Advances in technology are also influencing implant design and surgical planning. Li and Tian (2025) proposed the application of three-dimensional (3D) printing to manufacture patient-specific prostheses, customized according to individual anatomical and fracture characteristics. Moreover, they suggested that artificial intelligence (AI) may play a role in refining the Vancouver classification system, facilitating the development of data-driven algorithms to inform treatment decisions [41].

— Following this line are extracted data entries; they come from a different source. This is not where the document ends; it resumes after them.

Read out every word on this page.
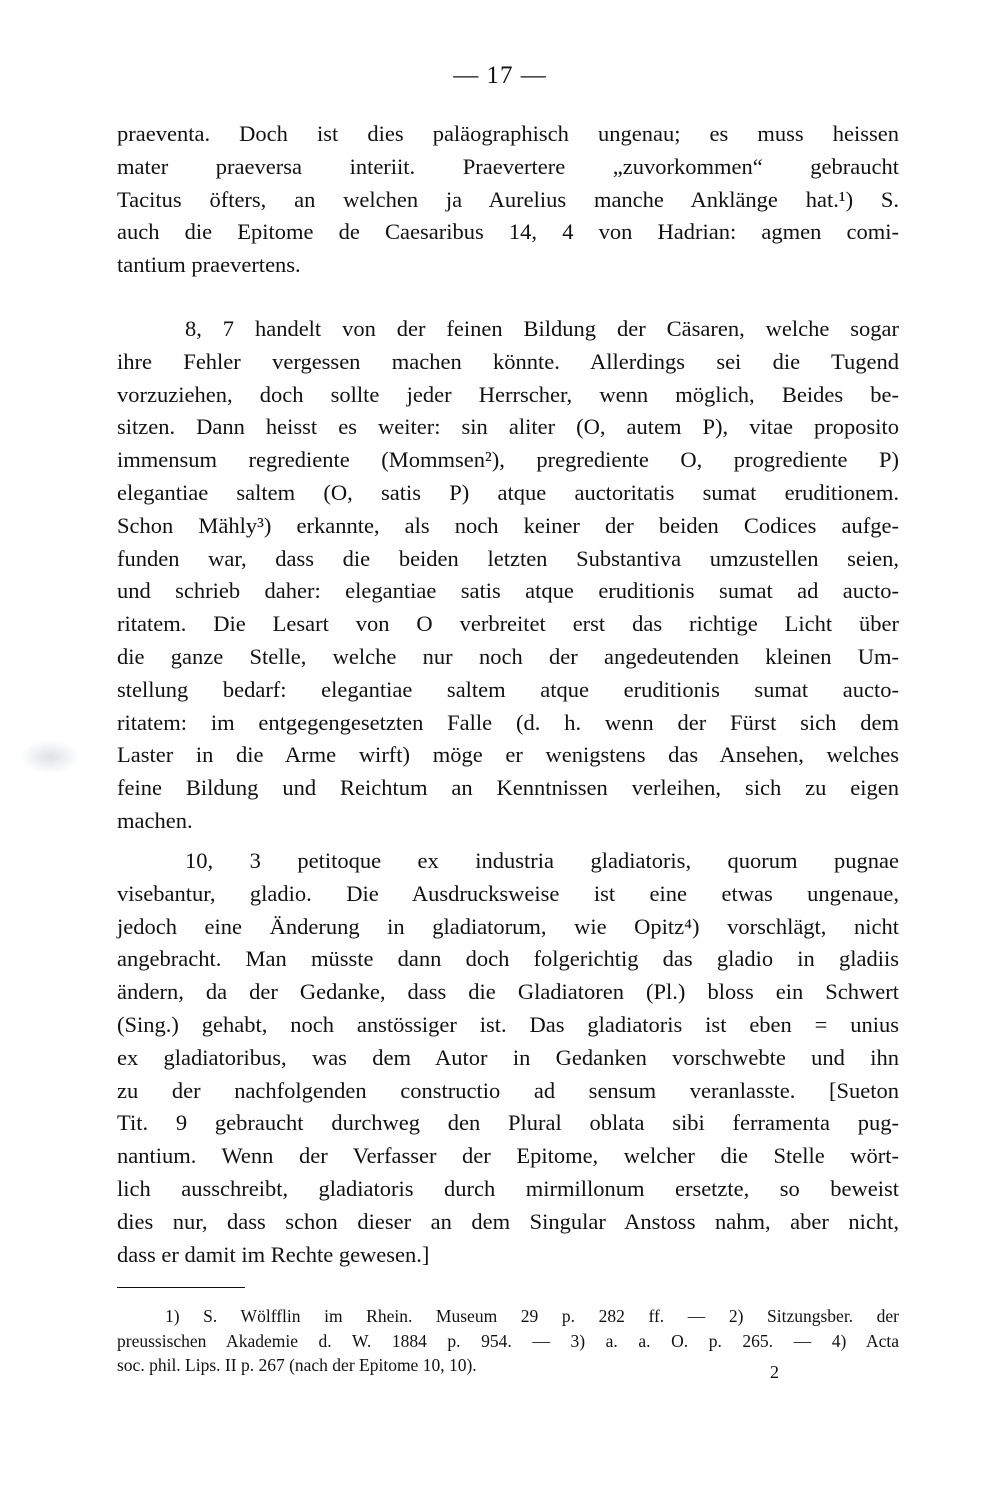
— 17 —
praeventa. Doch ist dies paläographisch ungenau; es muss heissen
mater praeversa interiit. Praevertere „zuvorkommen“ gebraucht
Tacitus öfters, an welchen ja Aurelius manche Anklänge hat.¹) S.
auch die Epitome de Caesaribus 14, 4 von Hadrian: agmen comi-
tantium praevertens.
8, 7 handelt von der feinen Bildung der Cäsaren, welche sogar
ihre Fehler vergessen machen könnte. Allerdings sei die Tugend
vorzuziehen, doch sollte jeder Herrscher, wenn möglich, Beides be-
sitzen. Dann heisst es weiter: sin aliter (O, autem P), vitae proposito
immensum regrediente (Mommsen²), pregrediente O, progrediente P)
elegantiae saltem (O, satis P) atque auctoritatis sumat eruditionem.
Schon Mähly³) erkannte, als noch keiner der beiden Codices aufge-
funden war, dass die beiden letzten Substantiva umzustellen seien,
und schrieb daher: elegantiae satis atque eruditionis sumat ad aucto-
ritatem. Die Lesart von O verbreitet erst das richtige Licht über
die ganze Stelle, welche nur noch der angedeutenden kleinen Um-
stellung bedarf: elegantiae saltem atque eruditionis sumat aucto-
ritatem: im entgegengesetzten Falle (d. h. wenn der Fürst sich dem
Laster in die Arme wirft) möge er wenigstens das Ansehen, welches
feine Bildung und Reichtum an Kenntnissen verleihen, sich zu eigen
machen.
10, 3 petitoque ex industria gladiatoris, quorum pugnae
visebantur, gladio. Die Ausdrucksweise ist eine etwas ungenaue,
jedoch eine Änderung in gladiatorum, wie Opitz⁴) vorschlägt, nicht
angebracht. Man müsste dann doch folgerichtig das gladio in gladiis
ändern, da der Gedanke, dass die Gladiatoren (Pl.) bloss ein Schwert
(Sing.) gehabt, noch anstössiger ist. Das gladiatoris ist eben = unius
ex gladiatoribus, was dem Autor in Gedanken vorschwebte und ihn
zu der nachfolgenden constructio ad sensum veranlasste. [Sueton
Tit. 9 gebraucht durchweg den Plural oblata sibi ferramenta pug-
nantium. Wenn der Verfasser der Epitome, welcher die Stelle wört-
lich ausschreibt, gladiatoris durch mirmillonum ersetzte, so beweist
dies nur, dass schon dieser an dem Singular Anstoss nahm, aber nicht,
dass er damit im Rechte gewesen.]
1) S. Wölfflin im Rhein. Museum 29 p. 282 ff. — 2) Sitzungsber. der
preussischen Akademie d. W. 1884 p. 954. — 3) a. a. O. p. 265. — 4) Acta
soc. phil. Lips. II p. 267 (nach der Epitome 10, 10).	2
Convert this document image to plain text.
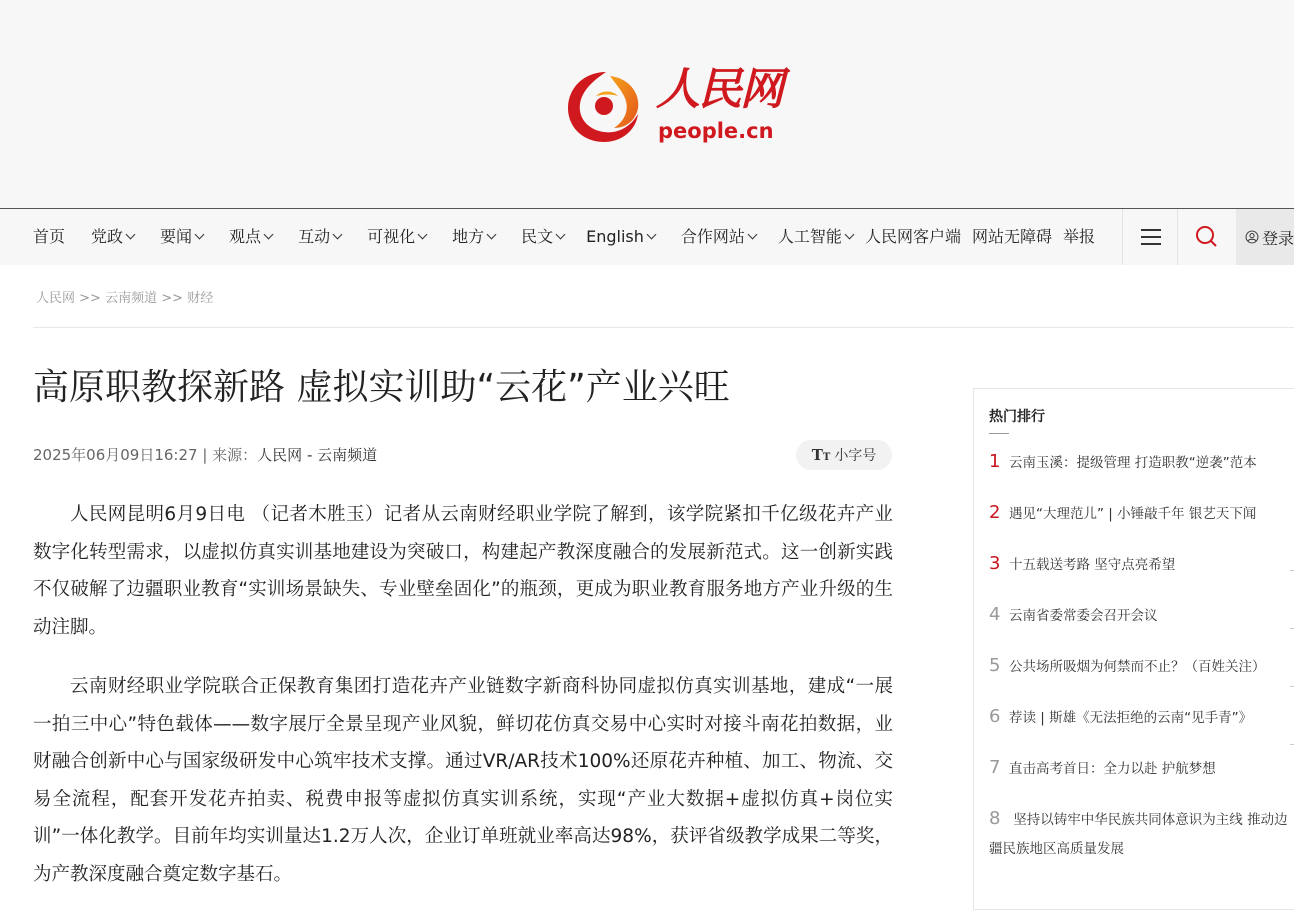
人民网
people.cn
首页 党政 要闻 观点 互动 可视化 地方 民文 English 合作网站 人工智能 人民网客户端 网站无障碍 举报	登录
人民网 >> 云南频道 >> 财经
高原职教探新路 虚拟实训助“云花”产业兴旺
2025年06月09日16:27 | 来源：人民网 - 云南频道	TT 小字号

人民网昆明6月9日电 （记者木胜玉）记者从云南财经职业学院了解到，该学院紧扣千亿级花卉产业数字化转型需求，以虚拟仿真实训基地建设为突破口，构建起产教深度融合的发展新范式。这一创新实践不仅破解了边疆职业教育“实训场景缺失、专业壁垒固化”的瓶颈，更成为职业教育服务地方产业升级的生动注脚。

云南财经职业学院联合正保教育集团打造花卉产业链数字新商科协同虚拟仿真实训基地，建成“一展一拍三中心”特色载体——数字展厅全景呈现产业风貌，鲜切花仿真交易中心实时对接斗南花拍数据，业财融合创新中心与国家级研发中心筑牢技术支撑。通过VR/AR技术100%还原花卉种植、加工、物流、交易全流程，配套开发花卉拍卖、税费申报等虚拟仿真实训系统，实现“产业大数据+虚拟仿真+岗位实训”一体化教学。目前年均实训量达1.2万人次，企业订单班就业率高达98%，获评省级教学成果二等奖，为产教深度融合奠定数字基石。

热门排行
1 云南玉溪：提级管理 打造职教“逆袭”范本
2 遇见“大理范儿” | 小锤敲千年 银艺天下闻
3 十五载送考路 坚守点亮希望
4 云南省委常委会召开会议
5 公共场所吸烟为何禁而不止？（百姓关注）
6 荐读 | 斯雄《无法拒绝的云南“见手青”》
7 直击高考首日：全力以赴 护航梦想
8 坚持以铸牢中华民族共同体意识为主线 推动边疆民族地区高质量发展
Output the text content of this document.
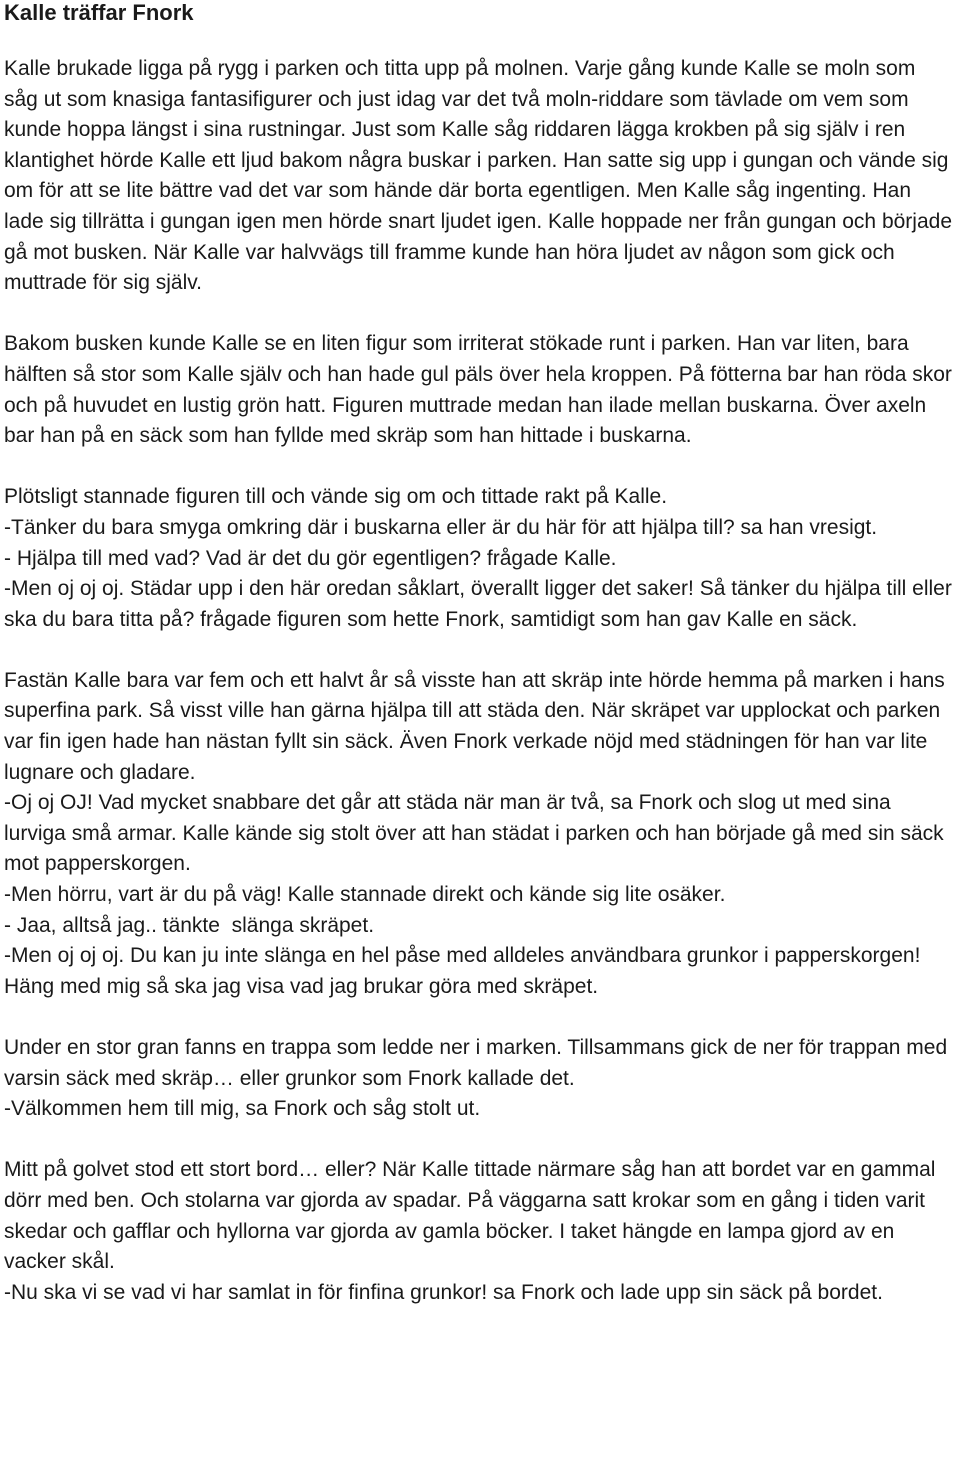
Kalle träffar Fnork

Kalle brukade ligga på rygg i parken och titta upp på molnen. Varje gång kunde Kalle se moln som såg ut som knasiga fantasifigurer och just idag var det två moln-riddare som tävlade om vem som kunde hoppa längst i sina rustningar. Just som Kalle såg riddaren lägga krokben på sig själv i ren klantighet hörde Kalle ett ljud bakom några buskar i parken. Han satte sig upp i gungan och vände sig om för att se lite bättre vad det var som hände där borta egentligen. Men Kalle såg ingenting. Han lade sig tillrätta i gungan igen men hörde snart ljudet igen. Kalle hoppade ner från gungan och började gå mot busken. När Kalle var halvvägs till framme kunde han höra ljudet av någon som gick och muttrade för sig själv.

Bakom busken kunde Kalle se en liten figur som irriterat stökade runt i parken. Han var liten, bara hälften så stor som Kalle själv och han hade gul päls över hela kroppen. På fötterna bar han röda skor och på huvudet en lustig grön hatt. Figuren muttrade medan han ilade mellan buskarna. Över axeln bar han på en säck som han fyllde med skräp som han hittade i buskarna.

Plötsligt stannade figuren till och vände sig om och tittade rakt på Kalle.
-Tänker du bara smyga omkring där i buskarna eller är du här för att hjälpa till? sa han vresigt.
- Hjälpa till med vad? Vad är det du gör egentligen? frågade Kalle.
-Men oj oj oj. Städar upp i den här oredan såklart, överallt ligger det saker! Så tänker du hjälpa till eller ska du bara titta på? frågade figuren som hette Fnork, samtidigt som han gav Kalle en säck.

Fastän Kalle bara var fem och ett halvt år så visste han att skräp inte hörde hemma på marken i hans superfina park. Så visst ville han gärna hjälpa till att städa den. När skräpet var upplockat och parken var fin igen hade han nästan fyllt sin säck. Även Fnork verkade nöjd med städningen för han var lite lugnare och gladare.
-Oj oj OJ! Vad mycket snabbare det går att städa när man är två, sa Fnork och slog ut med sina lurviga små armar. Kalle kände sig stolt över att han städat i parken och han började gå med sin säck mot papperskorgen.
-Men hörru, vart är du på väg! Kalle stannade direkt och kände sig lite osäker.
- Jaa, alltså jag.. tänkte  slänga skräpet.
-Men oj oj oj. Du kan ju inte slänga en hel påse med alldeles användbara grunkor i papperskorgen! Häng med mig så ska jag visa vad jag brukar göra med skräpet.

Under en stor gran fanns en trappa som ledde ner i marken. Tillsammans gick de ner för trappan med varsin säck med skräp… eller grunkor som Fnork kallade det.
-Välkommen hem till mig, sa Fnork och såg stolt ut.

Mitt på golvet stod ett stort bord… eller? När Kalle tittade närmare såg han att bordet var en gammal dörr med ben. Och stolarna var gjorda av spadar. På väggarna satt krokar som en gång i tiden varit skedar och gafflar och hyllorna var gjorda av gamla böcker. I taket hängde en lampa gjord av en vacker skål.
-Nu ska vi se vad vi har samlat in för finfina grunkor! sa Fnork och lade upp sin säck på bordet.
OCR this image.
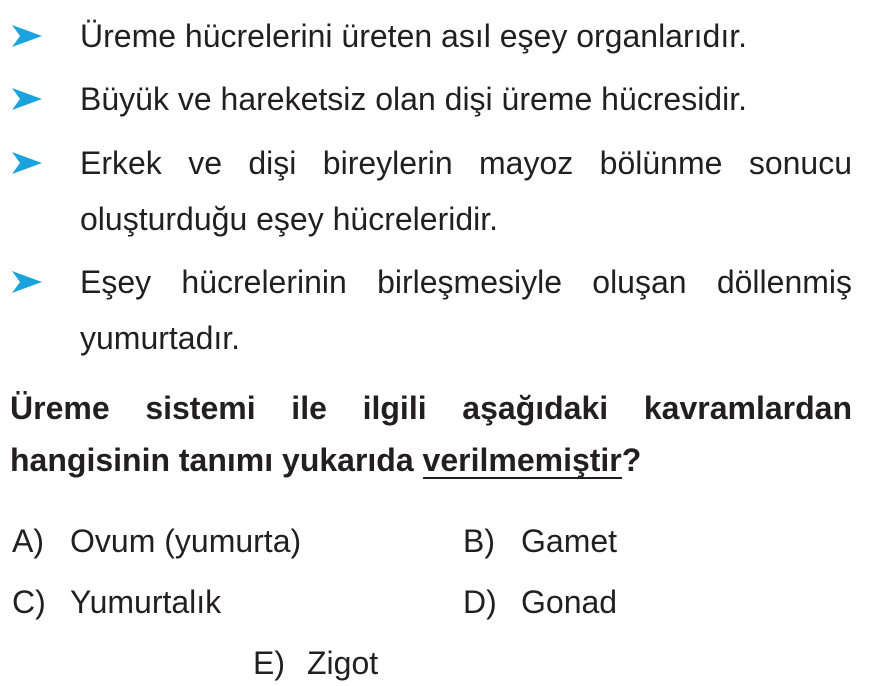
Üreme hücrelerini üreten asıl eşey organlarıdır.
Büyük ve hareketsiz olan dişi üreme hücresidir.
Erkek ve dişi bireylerin mayoz bölünme sonucu
oluşturduğu eşey hücreleridir.
Eşey hücrelerinin birleşmesiyle oluşan döllenmiş
yumurtadır.
Üreme sistemi ile ilgili aşağıdaki kavramlardan
hangisinin tanımı yukarıda verilmemiştir?
A) Ovum (yumurta)	B) Gamet
C) Yumurtalık	D) Gonad
E) Zigot
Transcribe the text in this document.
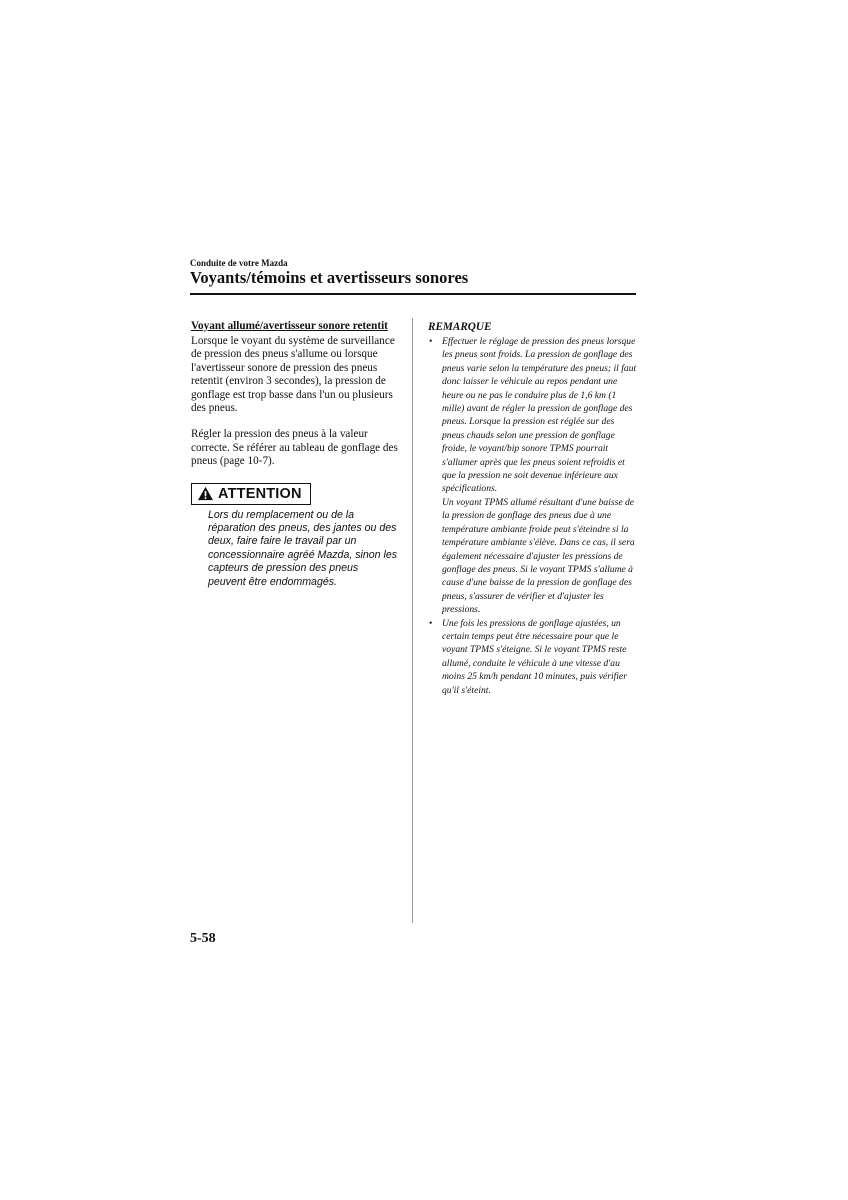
Conduite de votre Mazda
Voyants/témoins et avertisseurs sonores

Voyant allumé/avertisseur sonore retentit

Lorsque le voyant du système de surveillance de pression des pneus s'allume ou lorsque l'avertisseur sonore de pression des pneus retentit (environ 3 secondes), la pression de gonflage est trop basse dans l'un ou plusieurs des pneus.

Régler la pression des pneus à la valeur correcte. Se référer au tableau de gonflage des pneus (page 10-7).

ATTENTION
Lors du remplacement ou de la réparation des pneus, des jantes ou des deux, faire faire le travail par un concessionnaire agréé Mazda, sinon les capteurs de pression des pneus peuvent être endommagés.

REMARQUE

• Effectuer le réglage de pression des pneus lorsque les pneus sont froids. La pression de gonflage des pneus varie selon la température des pneus; il faut donc laisser le véhicule au repos pendant une heure ou ne pas le conduire plus de 1,6 km (1 mille) avant de régler la pression de gonflage des pneus. Lorsque la pression est réglée sur des pneus chauds selon une pression de gonflage froide, le voyant/bip sonore TPMS pourrait s'allumer après que les pneus soient refroidis et que la pression ne soit devenue inférieure aux spécifications.

Un voyant TPMS allumé résultant d'une baisse de la pression de gonflage des pneus due à une température ambiante froide peut s'éteindre si la température ambiante s'élève. Dans ce cas, il sera également nécessaire d'ajuster les pressions de gonflage des pneus. Si le voyant TPMS s'allume à cause d'une baisse de la pression de gonflage des pneus, s'assurer de vérifier et d'ajuster les pressions.

• Une fois les pressions de gonflage ajustées, un certain temps peut être nécessaire pour que le voyant TPMS s'éteigne. Si le voyant TPMS reste allumé, conduite le véhicule à une vitesse d'au moins 25 km/h pendant 10 minutes, puis vérifier qu'il s'éteint.

5-58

Although these innovations are still in the early stages of development, continued refinement and integration into clinical practice may substantially advance the management of complex PPFFs in the years to come.
Conclusions
As the global population ages and the number of hip arthroplasties increases, the incidence of PPFFs is expected to rise significantly. Managing this growing burden will demand increased healthcare resources and more effective treatment strategies. The Vancouver classification remains a reliable framework for categorizing PPFFs and guiding intervention, though ongoing debate, particularly around Type B fractures, highlights the need for clearer, evidence-based management protocols.
Recent advances in surgical techniques and implant technologies, such as angle-stable and double plating, offer improved outcomes and reduced revision rates. Emerging tools like 3D printing and AI also promise to enhance implant customization and treatment planning. Together, these developments point to a future in which PPFF management is increasingly precise, patient-specific, and technologically advanced, thereby helping to mitigate the clinical and societal impact of these challenging fractures.